In “Voices of Our Foremother,” the author discusses how she always felt like a motherless child because she was adopted at the age of two by some European American parents. She felt distant from her culture and left out of the black community until she went to college. Once in college, she states, “I began my journey home.” (Birney 49) She began to learn about African American culture and history and she was able to learn about her people, from her own people’s perspective, or from their perspective. “The fact that black women were teaching… from a black woman’s perspective touched me.” (Birney 50) She felt connected to what she was learning.
` Another point that she discussed was how her teachers cared about her. She says, “they were concerned with my mind, body and spirit, past, present and future.” She describes these African American teachers as “other mothers”, who know that raising a child is a community effort; one which they willingly embrace.

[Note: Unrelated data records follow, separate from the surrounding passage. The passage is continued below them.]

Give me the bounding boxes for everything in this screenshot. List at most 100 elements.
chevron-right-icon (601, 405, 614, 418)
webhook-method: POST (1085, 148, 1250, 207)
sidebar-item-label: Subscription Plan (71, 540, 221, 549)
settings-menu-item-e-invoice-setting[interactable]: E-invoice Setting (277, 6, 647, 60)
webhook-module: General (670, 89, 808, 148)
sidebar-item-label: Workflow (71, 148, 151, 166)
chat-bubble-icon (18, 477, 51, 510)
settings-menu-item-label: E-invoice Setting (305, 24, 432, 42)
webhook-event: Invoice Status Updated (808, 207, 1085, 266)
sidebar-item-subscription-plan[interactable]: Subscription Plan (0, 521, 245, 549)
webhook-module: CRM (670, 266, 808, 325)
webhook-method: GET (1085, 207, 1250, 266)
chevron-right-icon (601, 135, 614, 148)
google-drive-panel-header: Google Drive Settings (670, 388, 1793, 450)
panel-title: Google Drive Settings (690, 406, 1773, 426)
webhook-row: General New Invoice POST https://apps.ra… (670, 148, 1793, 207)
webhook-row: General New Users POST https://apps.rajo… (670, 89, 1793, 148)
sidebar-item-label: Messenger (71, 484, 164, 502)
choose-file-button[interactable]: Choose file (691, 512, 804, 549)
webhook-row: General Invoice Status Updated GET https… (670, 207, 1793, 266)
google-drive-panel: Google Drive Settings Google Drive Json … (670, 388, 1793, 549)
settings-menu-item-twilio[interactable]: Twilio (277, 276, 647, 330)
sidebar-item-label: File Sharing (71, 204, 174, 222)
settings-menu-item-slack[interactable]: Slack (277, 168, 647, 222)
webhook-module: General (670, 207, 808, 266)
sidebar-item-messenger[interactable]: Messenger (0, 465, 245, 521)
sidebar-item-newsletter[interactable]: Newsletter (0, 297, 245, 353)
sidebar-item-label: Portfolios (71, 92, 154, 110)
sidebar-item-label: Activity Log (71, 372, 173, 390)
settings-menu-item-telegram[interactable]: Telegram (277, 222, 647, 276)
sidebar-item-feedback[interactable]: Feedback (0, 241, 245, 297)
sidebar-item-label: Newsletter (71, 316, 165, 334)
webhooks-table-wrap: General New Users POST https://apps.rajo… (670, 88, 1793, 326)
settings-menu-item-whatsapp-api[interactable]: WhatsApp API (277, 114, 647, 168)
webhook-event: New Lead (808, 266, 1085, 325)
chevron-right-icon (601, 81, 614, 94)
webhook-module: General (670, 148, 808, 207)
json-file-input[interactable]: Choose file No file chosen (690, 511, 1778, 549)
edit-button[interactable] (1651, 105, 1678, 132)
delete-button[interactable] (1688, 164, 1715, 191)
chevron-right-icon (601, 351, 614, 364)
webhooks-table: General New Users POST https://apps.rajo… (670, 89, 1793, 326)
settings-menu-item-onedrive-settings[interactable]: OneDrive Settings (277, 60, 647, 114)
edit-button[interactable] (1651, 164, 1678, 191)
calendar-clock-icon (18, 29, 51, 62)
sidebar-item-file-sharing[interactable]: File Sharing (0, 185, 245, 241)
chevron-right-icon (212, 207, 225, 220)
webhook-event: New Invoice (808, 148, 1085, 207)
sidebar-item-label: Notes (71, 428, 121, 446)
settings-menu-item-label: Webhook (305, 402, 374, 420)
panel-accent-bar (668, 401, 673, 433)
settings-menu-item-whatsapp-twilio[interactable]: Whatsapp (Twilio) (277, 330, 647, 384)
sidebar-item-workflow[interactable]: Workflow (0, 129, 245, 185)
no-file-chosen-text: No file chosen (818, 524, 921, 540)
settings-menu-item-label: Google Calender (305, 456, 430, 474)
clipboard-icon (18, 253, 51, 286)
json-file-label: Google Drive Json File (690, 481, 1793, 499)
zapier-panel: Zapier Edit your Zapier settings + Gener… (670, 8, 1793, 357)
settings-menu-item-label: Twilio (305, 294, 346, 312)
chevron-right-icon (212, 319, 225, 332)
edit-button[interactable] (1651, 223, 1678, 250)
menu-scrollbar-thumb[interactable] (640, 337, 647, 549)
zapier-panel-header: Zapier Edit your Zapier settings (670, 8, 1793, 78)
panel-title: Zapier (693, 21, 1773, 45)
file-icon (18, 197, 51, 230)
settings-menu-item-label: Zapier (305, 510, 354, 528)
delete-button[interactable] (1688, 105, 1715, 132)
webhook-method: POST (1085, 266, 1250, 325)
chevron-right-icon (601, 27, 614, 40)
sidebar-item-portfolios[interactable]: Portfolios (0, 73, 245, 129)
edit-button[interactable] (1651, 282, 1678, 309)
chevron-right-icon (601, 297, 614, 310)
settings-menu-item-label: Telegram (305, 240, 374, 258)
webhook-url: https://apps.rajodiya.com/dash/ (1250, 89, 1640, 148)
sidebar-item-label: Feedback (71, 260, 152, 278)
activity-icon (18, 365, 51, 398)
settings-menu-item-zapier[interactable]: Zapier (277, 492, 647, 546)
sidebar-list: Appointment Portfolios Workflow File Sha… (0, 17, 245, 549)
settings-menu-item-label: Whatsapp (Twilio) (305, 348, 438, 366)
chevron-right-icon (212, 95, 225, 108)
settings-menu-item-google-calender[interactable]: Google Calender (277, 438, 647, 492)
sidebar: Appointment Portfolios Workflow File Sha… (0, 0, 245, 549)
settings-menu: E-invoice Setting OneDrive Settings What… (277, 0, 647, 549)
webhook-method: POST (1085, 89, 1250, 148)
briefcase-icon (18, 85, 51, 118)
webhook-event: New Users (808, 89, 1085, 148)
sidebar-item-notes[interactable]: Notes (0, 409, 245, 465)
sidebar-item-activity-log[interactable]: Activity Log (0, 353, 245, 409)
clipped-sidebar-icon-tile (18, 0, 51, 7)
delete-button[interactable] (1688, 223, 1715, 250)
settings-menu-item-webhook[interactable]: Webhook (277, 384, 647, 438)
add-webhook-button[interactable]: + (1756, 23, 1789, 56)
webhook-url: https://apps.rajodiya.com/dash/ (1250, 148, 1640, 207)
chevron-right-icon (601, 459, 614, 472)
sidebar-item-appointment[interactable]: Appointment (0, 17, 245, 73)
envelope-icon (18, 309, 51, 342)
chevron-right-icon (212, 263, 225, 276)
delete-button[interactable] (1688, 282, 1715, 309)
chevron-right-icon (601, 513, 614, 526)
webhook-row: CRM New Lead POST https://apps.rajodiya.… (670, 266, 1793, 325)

One thing that I really appreciate about the atmosphere here at Spelman is all of the African American teachers. Because they are caring and nurturing, there is that sense of a mother away from home; someone whom is genuinely concerned about you and your well being and your grades and your health. I appreciate that because in a certain aspect, because of that relation I tend to learn more and listen more and take heed of what I’m being told because the familiarity of the relationship. I also appreciate that our teachers are allowed to teach from they own individual perspectives as African American women. So not only do I gain knowledge, but I gain perspective as well; not only perspective, but the peculiar, unknown, seemingly unheard of perspective of the minority, something that is thought to be myth, but indeed does exist.